End to eviction moratorium impacts renters and landlords alike

Mother and daughter duo, Jean Kimble and Jen Kimble-Bohannon, said they will finally be able to sleep again because their neighbors woke up to an eviction notice on their door.

Posted: Aug 2, 2021 7:53 PM
Updated: Aug 3, 2021 11:31 AM

EUGENE, Ore. -- It's been two days since the nationwide eviction moratorium officially expired, and right now, some Oregon renters are packing up and getting out.

Since March 2020, this eviction moratorium has prevented landlords from kicking out residents who don’t pay their rent. But as of Aug. 1, it’s expired and eviction notices are being served to millions across America.

Some people are saying this is a good thing.

Mother and daughter Jean Kimble and Jen Kimble-Bohannon said they will finally be able to sleep again because their neighbors woke up to that sign on their door. They said about 11 people were illegally living in the duplex next to them, and it was nothing but chaos for over a year and a half: trash everywhere, dead rats laying around, doors slamming and dogs constantly barking.

They said things even turned violent a couple of times.

Kimble said that originally, they were evicted in October 2019, but the pandemic hit and land management said that because of the eviction moratorium in place, there was nothing they could do about it.

“Their animals were coming over and attacking the screens and our animals and cats,” Kimble said. “It got to the point that we had police here every single night in our back, we had to finally put cameras up."

Kimble-Bohannon said that they have been living in a nightmare and are glad their neighbors,  who have taken advantage of the system, will finally be out.

But on the other hand, there are those who have just been trying to get by in rough times who have been forced out.

The Korn family said they’ve paid every single payment during the span of the eviction moratorium and are still being kicked to the curb.
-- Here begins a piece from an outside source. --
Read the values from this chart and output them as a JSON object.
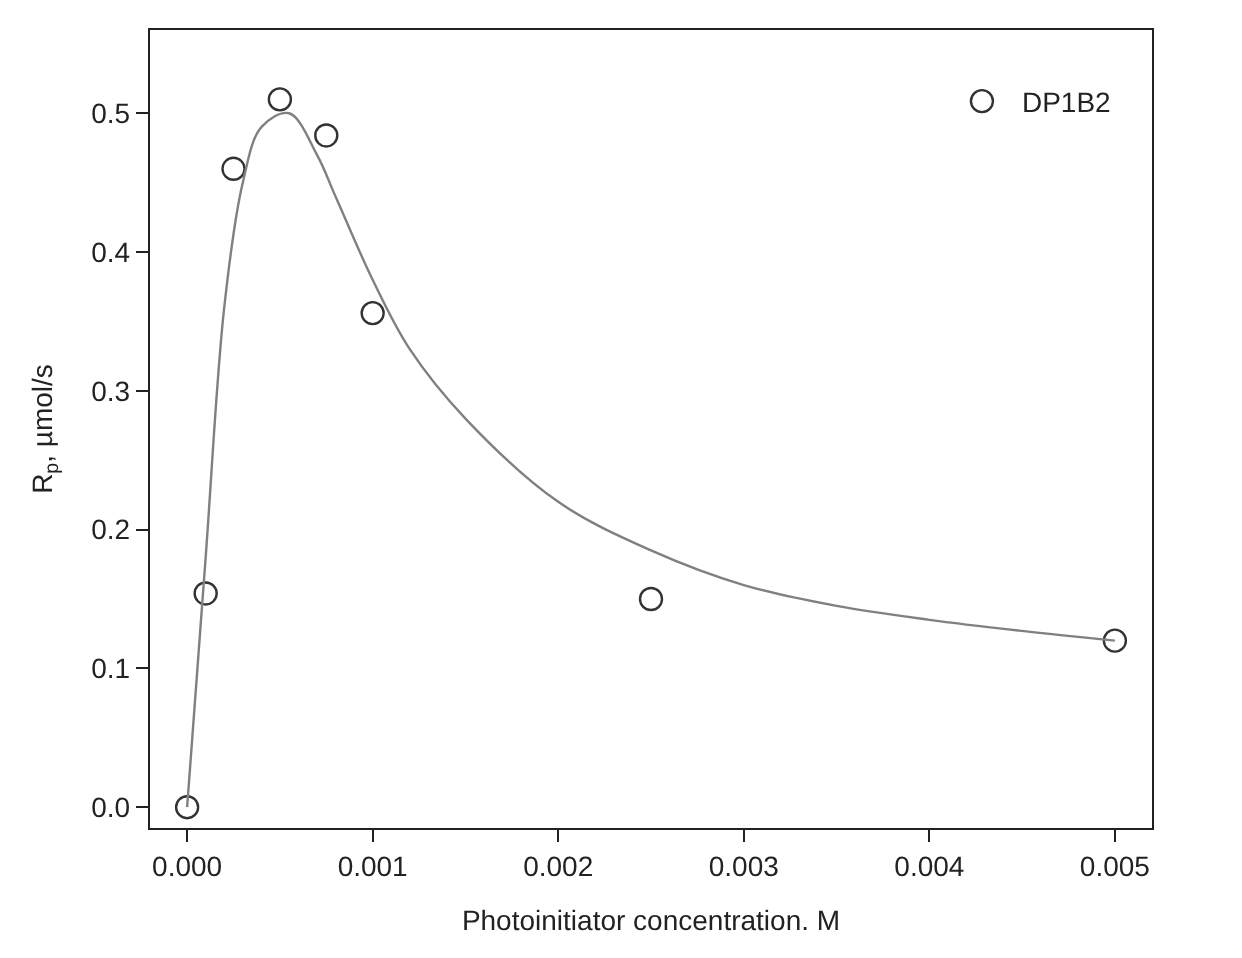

They’re now living in a 26-foot trailer after being evicted from their home.

Jennifer Korn said that their lease was up July 1, but on July 7 she received an eviction notice saying they must be out Aug. 4. Korn said they had signed and paid a month-to-month lease in full.

But now, with the housing crisis in Lane County, there are no rentals available.

The family told KEZI they begged the management company to work with them and give them one month, but management said no and upped the prices even higher on their current rent, making it impossible to pay.

Eugene attorney Lance Quaranto, who represents both landlords and tenants, said this definitely has more of an effect on small "Ma and Pa" landlords.

“The idea that the moratorium is ending is also a bit of a misnomer. There's been evictions going on throughout the pandemic, just for other reasons than failure to pay rent,” Quaranto said. “And so, how is this going to effect people? It's going to be awful for tenants who are not able to pay their because of COVID. It's going to be good for landlords who rely on rent.”

Quaranto said there's been a lot of flux in landlord-tenant law recently but he expects it to continue as we all try to get back to a pre-pandemic world.